On a smaller scale, fading involves rapid changes in received signal strength over shorter distances, typically within the span of a few wavelengths. These fluctuations arise from the interference of Multipath Components (MPCs) that converge at the receiver. To quantify this behavior, statistical models such as the Rayleigh and Rice distributions are frequently used. Both are founded on complex Gaussian statistics. In environments with many MPCs, each with distinct amplitudes and random phases, small-scale fading often adheres to a Rayleigh distribution. Particularly in Air-to-Air (A2A) and Air-to-Ground (A2G) channels, where Line-of-Sight (LOS) propagation predominates, a Ricean distribution is a more appropriate model. Additionally, other models like Nakagami, chi-squared ($\chi^2$), and non-central $\chi^2$ distributions are also considered relevant in certain scenarios. Notably, the $\chi^2$ family of distributions encompasses many of these models.

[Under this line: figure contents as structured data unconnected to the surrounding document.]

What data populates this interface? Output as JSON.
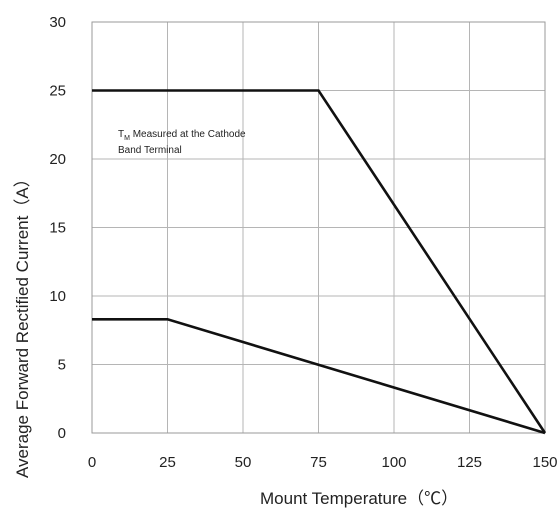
{
  "chart_data": {
    "type": "line",
    "title": "",
    "xlabel": "Mount Temperature（℃）",
    "ylabel": "Average  Forward  Rectified  Current（A）",
    "xlim": [
      0,
      150
    ],
    "ylim": [
      0,
      30
    ],
    "x_ticks": [
      0,
      25,
      50,
      75,
      100,
      125,
      150
    ],
    "y_ticks": [
      0,
      5,
      10,
      15,
      20,
      25,
      30
    ],
    "x_tick_labels": [
      "0",
      "25",
      "50",
      "75",
      "100",
      "125",
      "150"
    ],
    "y_tick_labels": [
      "0",
      "5",
      "10",
      "15",
      "20",
      "25",
      "30"
    ],
    "grid": true,
    "annotation": {
      "line1_prefix": "T",
      "line1_subscript": "M",
      "line1_rest": " Measured at the Cathode",
      "line2": "Band Terminal"
    },
    "series": [
      {
        "x": [
          0,
          75,
          150
        ],
        "y": [
          25,
          25,
          0
        ]
      },
      {
        "x": [
          0,
          25,
          150
        ],
        "y": [
          8.3,
          8.3,
          0
        ]
      }
    ],
    "line_color": "#111111",
    "grid_color": "#b5b5b5"
  }
}
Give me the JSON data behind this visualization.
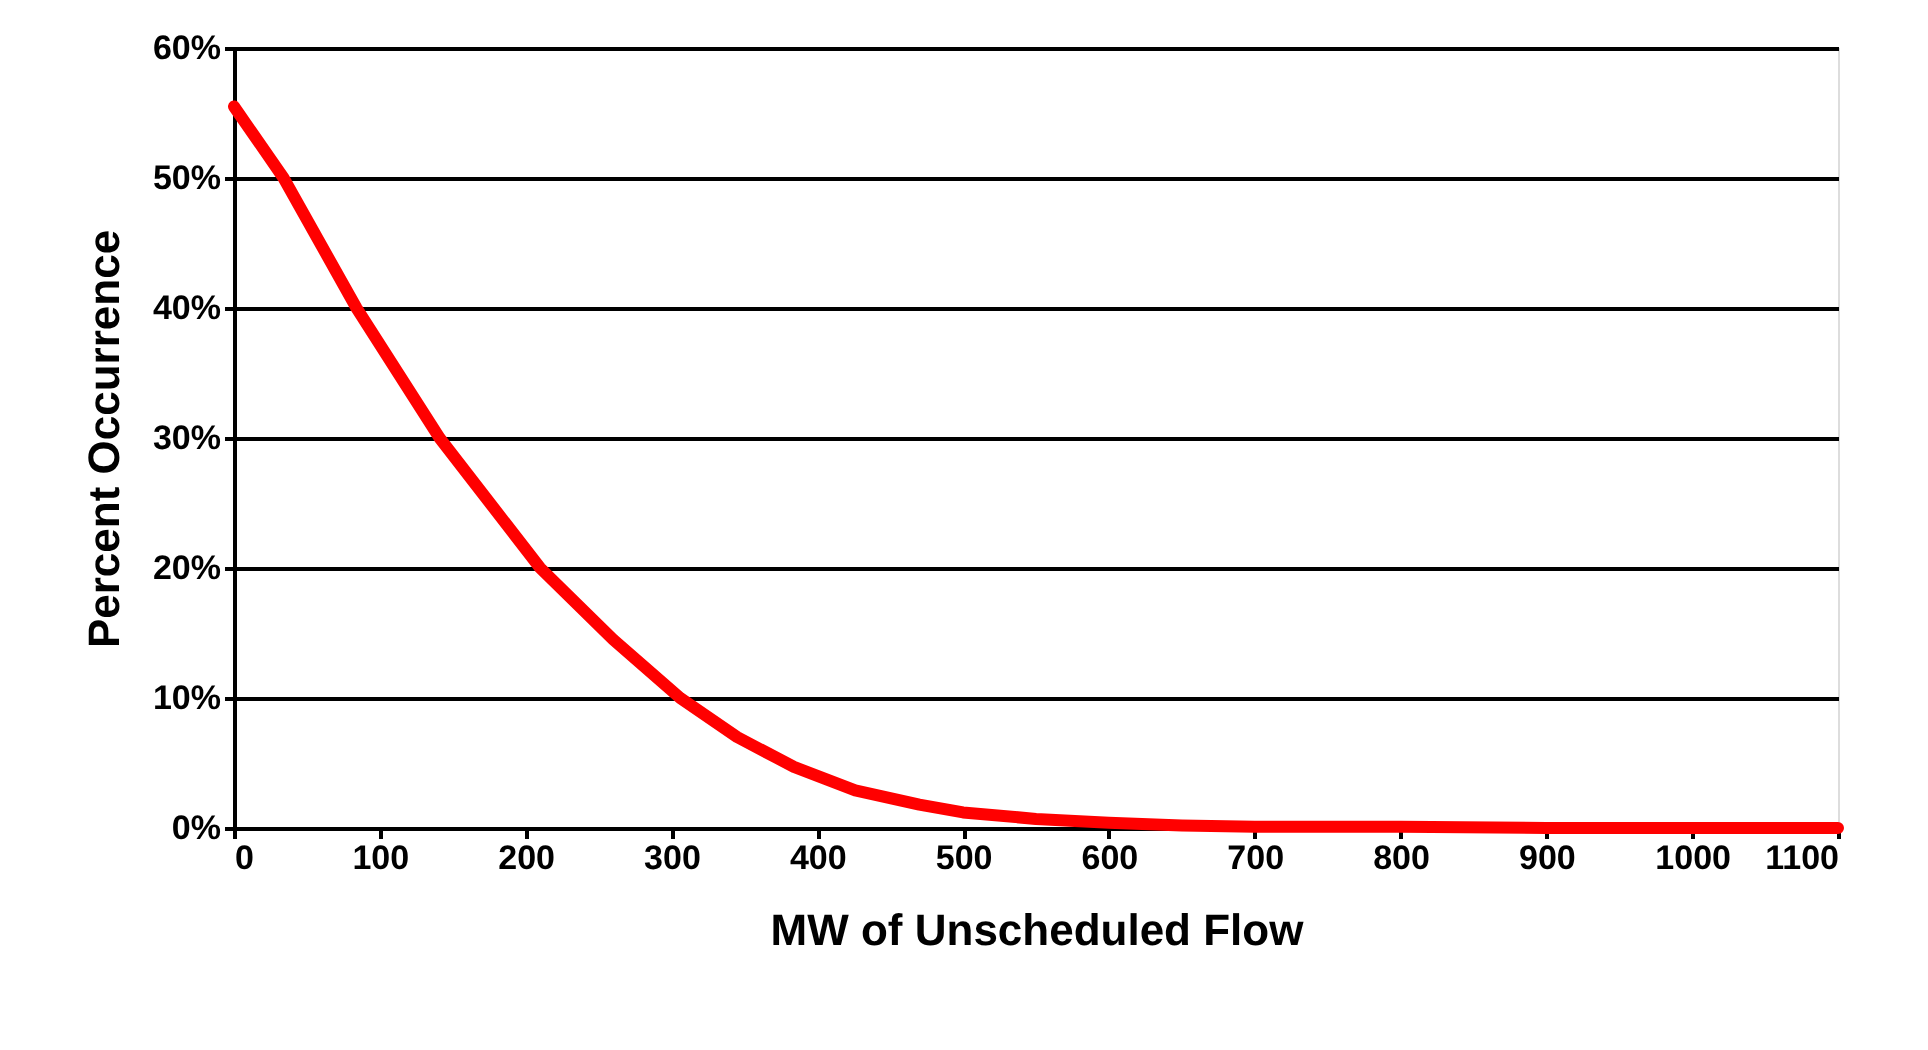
{
  "chart_data": {
    "type": "line",
    "xlabel": "MW of Unscheduled Flow",
    "ylabel": "Percent Occurrence",
    "x": [
      0,
      34,
      84,
      141,
      210,
      260,
      306,
      345,
      384,
      426,
      470,
      500,
      550,
      600,
      650,
      700,
      800,
      900,
      1000,
      1100
    ],
    "series": [
      {
        "color": "#ff0000",
        "values": [
          55.5,
          50,
          40,
          30,
          20,
          14.5,
          10,
          7,
          4.7,
          2.9,
          1.8,
          1.2,
          0.7,
          0.4,
          0.2,
          0.1,
          0.1,
          0,
          0,
          0
        ]
      }
    ],
    "xlim": [
      0,
      1100
    ],
    "xticks": [
      0,
      100,
      200,
      300,
      400,
      500,
      600,
      700,
      800,
      900,
      1000,
      1100
    ],
    "ylim": [
      0,
      60
    ],
    "yticks": [
      {
        "value": 0,
        "label": "0%"
      },
      {
        "value": 10,
        "label": "10%"
      },
      {
        "value": 20,
        "label": "20%"
      },
      {
        "value": 30,
        "label": "30%"
      },
      {
        "value": 40,
        "label": "40%"
      },
      {
        "value": 50,
        "label": "50%"
      },
      {
        "value": 60,
        "label": "60%"
      }
    ],
    "grid": "y",
    "legend": false,
    "marker": "none",
    "line_style": "solid"
  }
}
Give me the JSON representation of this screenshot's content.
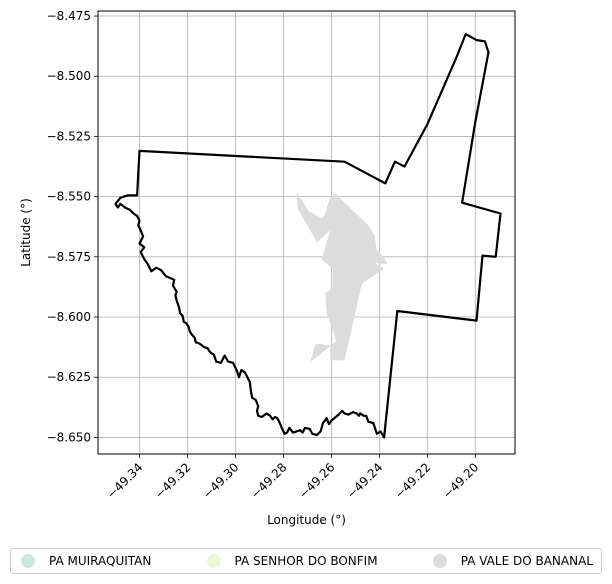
{
  "chart_data": {
    "type": "map",
    "xlabel": "Longitude (°)",
    "ylabel": "Latitude (°)",
    "xlim": [
      -49.35728,
      -49.18345
    ],
    "ylim": [
      -8.65688,
      -8.47291
    ],
    "x_ticks": [
      {
        "value": -49.34,
        "label": "−49.34"
      },
      {
        "value": -49.32,
        "label": "−49.32"
      },
      {
        "value": -49.3,
        "label": "−49.30"
      },
      {
        "value": -49.28,
        "label": "−49.28"
      },
      {
        "value": -49.26,
        "label": "−49.26"
      },
      {
        "value": -49.24,
        "label": "−49.24"
      },
      {
        "value": -49.22,
        "label": "−49.22"
      },
      {
        "value": -49.2,
        "label": "−49.20"
      }
    ],
    "y_ticks": [
      {
        "value": -8.475,
        "label": "−8.475"
      },
      {
        "value": -8.5,
        "label": "−8.500"
      },
      {
        "value": -8.525,
        "label": "−8.525"
      },
      {
        "value": -8.55,
        "label": "−8.550"
      },
      {
        "value": -8.575,
        "label": "−8.575"
      },
      {
        "value": -8.6,
        "label": "−8.600"
      },
      {
        "value": -8.625,
        "label": "−8.625"
      },
      {
        "value": -8.65,
        "label": "−8.650"
      }
    ],
    "grid": true,
    "legend_position": "bottom",
    "legend": [
      {
        "label": "PA MUIRAQUITAN",
        "color": "#cfe8df"
      },
      {
        "label": "PA SENHOR DO BONFIM",
        "color": "#eef6d8"
      },
      {
        "label": "PA VALE DO BANANAL",
        "color": "#dcdcdc"
      }
    ],
    "boundary_outline": {
      "color": "#000000",
      "lonlat": [
        [
          -49.34,
          -8.531
        ],
        [
          -49.2545,
          -8.5355
        ],
        [
          -49.2375,
          -8.5445
        ],
        [
          -49.2335,
          -8.5355
        ],
        [
          -49.2295,
          -8.5375
        ],
        [
          -49.22,
          -8.52
        ],
        [
          -49.208,
          -8.4925
        ],
        [
          -49.204,
          -8.4825
        ],
        [
          -49.1995,
          -8.485
        ],
        [
          -49.196,
          -8.4855
        ],
        [
          -49.1945,
          -8.49
        ],
        [
          -49.2,
          -8.519
        ],
        [
          -49.2055,
          -8.5525
        ],
        [
          -49.1895,
          -8.557
        ],
        [
          -49.1915,
          -8.575
        ],
        [
          -49.197,
          -8.5745
        ],
        [
          -49.1995,
          -8.6015
        ],
        [
          -49.2325,
          -8.5975
        ],
        [
          -49.238,
          -8.65
        ],
        [
          -49.2395,
          -8.6475
        ],
        [
          -49.241,
          -8.6485
        ],
        [
          -49.2425,
          -8.644
        ],
        [
          -49.2445,
          -8.6435
        ],
        [
          -49.2455,
          -8.641
        ],
        [
          -49.2465,
          -8.641
        ],
        [
          -49.248,
          -8.64
        ],
        [
          -49.2485,
          -8.641
        ],
        [
          -49.2495,
          -8.64
        ],
        [
          -49.251,
          -8.6395
        ],
        [
          -49.253,
          -8.6405
        ],
        [
          -49.2545,
          -8.64
        ],
        [
          -49.2555,
          -8.639
        ],
        [
          -49.257,
          -8.6405
        ],
        [
          -49.26,
          -8.643
        ],
        [
          -49.261,
          -8.6445
        ],
        [
          -49.262,
          -8.642
        ],
        [
          -49.2635,
          -8.644
        ],
        [
          -49.2645,
          -8.6475
        ],
        [
          -49.266,
          -8.649
        ],
        [
          -49.268,
          -8.6485
        ],
        [
          -49.269,
          -8.6465
        ],
        [
          -49.271,
          -8.646
        ],
        [
          -49.272,
          -8.648
        ],
        [
          -49.273,
          -8.647
        ],
        [
          -49.2745,
          -8.6475
        ],
        [
          -49.276,
          -8.648
        ],
        [
          -49.2775,
          -8.646
        ],
        [
          -49.2785,
          -8.648
        ],
        [
          -49.2795,
          -8.6485
        ],
        [
          -49.2805,
          -8.6465
        ],
        [
          -49.2815,
          -8.644
        ],
        [
          -49.2825,
          -8.642
        ],
        [
          -49.2835,
          -8.6415
        ],
        [
          -49.2845,
          -8.6425
        ],
        [
          -49.2855,
          -8.641
        ],
        [
          -49.287,
          -8.64
        ],
        [
          -49.289,
          -8.6415
        ],
        [
          -49.2905,
          -8.641
        ],
        [
          -49.291,
          -8.639
        ],
        [
          -49.2905,
          -8.637
        ],
        [
          -49.2915,
          -8.6345
        ],
        [
          -49.293,
          -8.6335
        ],
        [
          -49.2935,
          -8.631
        ],
        [
          -49.294,
          -8.627
        ],
        [
          -49.295,
          -8.625
        ],
        [
          -49.296,
          -8.623
        ],
        [
          -49.2975,
          -8.622
        ],
        [
          -49.2985,
          -8.625
        ],
        [
          -49.2995,
          -8.622
        ],
        [
          -49.301,
          -8.619
        ],
        [
          -49.303,
          -8.6185
        ],
        [
          -49.3045,
          -8.616
        ],
        [
          -49.306,
          -8.619
        ],
        [
          -49.308,
          -8.6185
        ],
        [
          -49.309,
          -8.6155
        ],
        [
          -49.31,
          -8.615
        ],
        [
          -49.311,
          -8.614
        ],
        [
          -49.3115,
          -8.613
        ],
        [
          -49.313,
          -8.6125
        ],
        [
          -49.315,
          -8.611
        ],
        [
          -49.3165,
          -8.6105
        ],
        [
          -49.317,
          -8.6085
        ],
        [
          -49.318,
          -8.6075
        ],
        [
          -49.319,
          -8.606
        ],
        [
          -49.3195,
          -8.604
        ],
        [
          -49.3205,
          -8.6025
        ],
        [
          -49.3215,
          -8.602
        ],
        [
          -49.322,
          -8.5995
        ],
        [
          -49.323,
          -8.5985
        ],
        [
          -49.3235,
          -8.596
        ],
        [
          -49.324,
          -8.5945
        ],
        [
          -49.3245,
          -8.593
        ],
        [
          -49.325,
          -8.591
        ],
        [
          -49.3245,
          -8.5895
        ],
        [
          -49.326,
          -8.587
        ],
        [
          -49.3255,
          -8.5845
        ],
        [
          -49.329,
          -8.583
        ],
        [
          -49.331,
          -8.5805
        ],
        [
          -49.333,
          -8.5795
        ],
        [
          -49.335,
          -8.581
        ],
        [
          -49.3365,
          -8.578
        ],
        [
          -49.338,
          -8.576
        ],
        [
          -49.3395,
          -8.573
        ],
        [
          -49.338,
          -8.571
        ],
        [
          -49.34,
          -8.5695
        ],
        [
          -49.3385,
          -8.5665
        ],
        [
          -49.3395,
          -8.564
        ],
        [
          -49.3405,
          -8.562
        ],
        [
          -49.34,
          -8.56
        ],
        [
          -49.341,
          -8.558
        ],
        [
          -49.3425,
          -8.557
        ],
        [
          -49.344,
          -8.5555
        ],
        [
          -49.346,
          -8.5545
        ],
        [
          -49.348,
          -8.553
        ],
        [
          -49.349,
          -8.5545
        ],
        [
          -49.35,
          -8.553
        ],
        [
          -49.348,
          -8.5505
        ],
        [
          -49.345,
          -8.5495
        ],
        [
          -49.341,
          -8.5495
        ],
        [
          -49.34,
          -8.531
        ]
      ]
    },
    "regions": [
      {
        "name": "PA VALE DO BANANAL",
        "color": "#dcdcdc",
        "lonlat": [
          [
            -49.2745,
            -8.548
          ],
          [
            -49.2695,
            -8.556
          ],
          [
            -49.264,
            -8.559
          ],
          [
            -49.263,
            -8.558
          ],
          [
            -49.2605,
            -8.5505
          ],
          [
            -49.2585,
            -8.5485
          ],
          [
            -49.255,
            -8.552
          ],
          [
            -49.2445,
            -8.562
          ],
          [
            -49.242,
            -8.566
          ],
          [
            -49.241,
            -8.572
          ],
          [
            -49.238,
            -8.5755
          ],
          [
            -49.2365,
            -8.578
          ],
          [
            -49.242,
            -8.5775
          ],
          [
            -49.238,
            -8.58
          ],
          [
            -49.2465,
            -8.5855
          ],
          [
            -49.2475,
            -8.587
          ],
          [
            -49.2545,
            -8.618
          ],
          [
            -49.2605,
            -8.618
          ],
          [
            -49.2605,
            -8.612
          ],
          [
            -49.2665,
            -8.611
          ],
          [
            -49.269,
            -8.619
          ],
          [
            -49.258,
            -8.61
          ],
          [
            -49.26,
            -8.604
          ],
          [
            -49.262,
            -8.5985
          ],
          [
            -49.2625,
            -8.59
          ],
          [
            -49.2595,
            -8.588
          ],
          [
            -49.2595,
            -8.58
          ],
          [
            -49.264,
            -8.576
          ],
          [
            -49.2605,
            -8.564
          ],
          [
            -49.266,
            -8.569
          ],
          [
            -49.274,
            -8.555
          ]
        ]
      }
    ]
  }
}
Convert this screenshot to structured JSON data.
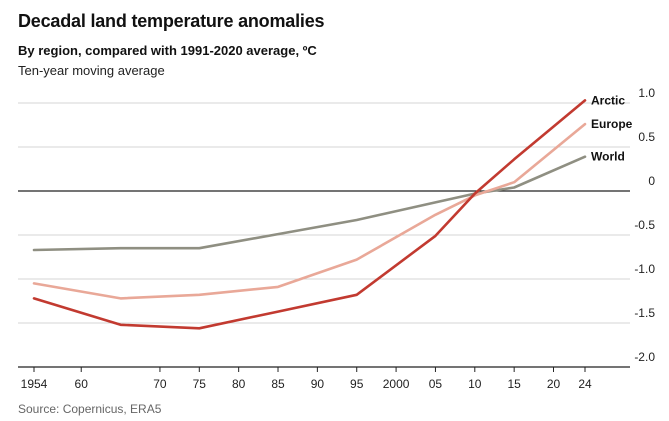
{
  "header": {
    "title": "Decadal land temperature anomalies",
    "subtitle": "By region, compared with 1991-2020 average, ºC",
    "note": "Ten-year moving average"
  },
  "footer": {
    "source": "Source: Copernicus, ERA5"
  },
  "chart_data": {
    "type": "line",
    "title": "Decadal land temperature anomalies",
    "xlabel": "",
    "ylabel": "",
    "xlim": [
      1953,
      2027
    ],
    "ylim": [
      -2.0,
      1.0
    ],
    "x_ticks": [
      1954,
      1960,
      1970,
      1975,
      1980,
      1985,
      1990,
      1995,
      2000,
      2005,
      2010,
      2015,
      2020,
      2024
    ],
    "x_tick_labels": [
      "1954",
      "60",
      "70",
      "75",
      "80",
      "85",
      "90",
      "95",
      "2000",
      "05",
      "10",
      "15",
      "20",
      "24"
    ],
    "y_ticks": [
      1.0,
      0.5,
      0,
      -0.5,
      -1.0,
      -1.5,
      -2.0
    ],
    "y_tick_labels": [
      "1.0",
      "0.5",
      "0",
      "-0.5",
      "-1.0",
      "-1.5",
      "-2.0"
    ],
    "series": [
      {
        "name": "World",
        "color": "#8f8f82",
        "x": [
          1954,
          1965,
          1975,
          1985,
          1995,
          2005,
          2010,
          2015,
          2024
        ],
        "values": [
          -0.67,
          -0.65,
          -0.65,
          -0.49,
          -0.33,
          -0.13,
          -0.03,
          0.04,
          0.39
        ]
      },
      {
        "name": "Europe",
        "color": "#e9a898",
        "x": [
          1954,
          1965,
          1975,
          1985,
          1995,
          2005,
          2010,
          2015,
          2024
        ],
        "values": [
          -1.05,
          -1.22,
          -1.18,
          -1.09,
          -0.78,
          -0.27,
          -0.05,
          0.1,
          0.76
        ]
      },
      {
        "name": "Arctic",
        "color": "#c23a30",
        "x": [
          1954,
          1965,
          1975,
          1985,
          1995,
          2005,
          2010,
          2015,
          2024
        ],
        "values": [
          -1.22,
          -1.52,
          -1.56,
          -1.37,
          -1.18,
          -0.51,
          -0.03,
          0.36,
          1.03
        ]
      }
    ],
    "legend": "inline-right"
  }
}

For the modeling of small-scale fading, Geometry-Based Stochastic Channel Models (GBSCM) are among the most widely used methodologies. These models are developed through empirical measurements or geometric analysis and simulation, accommodating the inherently stochastic nature of signal variation. GBSCM is particularly effective in modeling narrow-band channels or the taps of wideband models that employ a tapped delay line approach.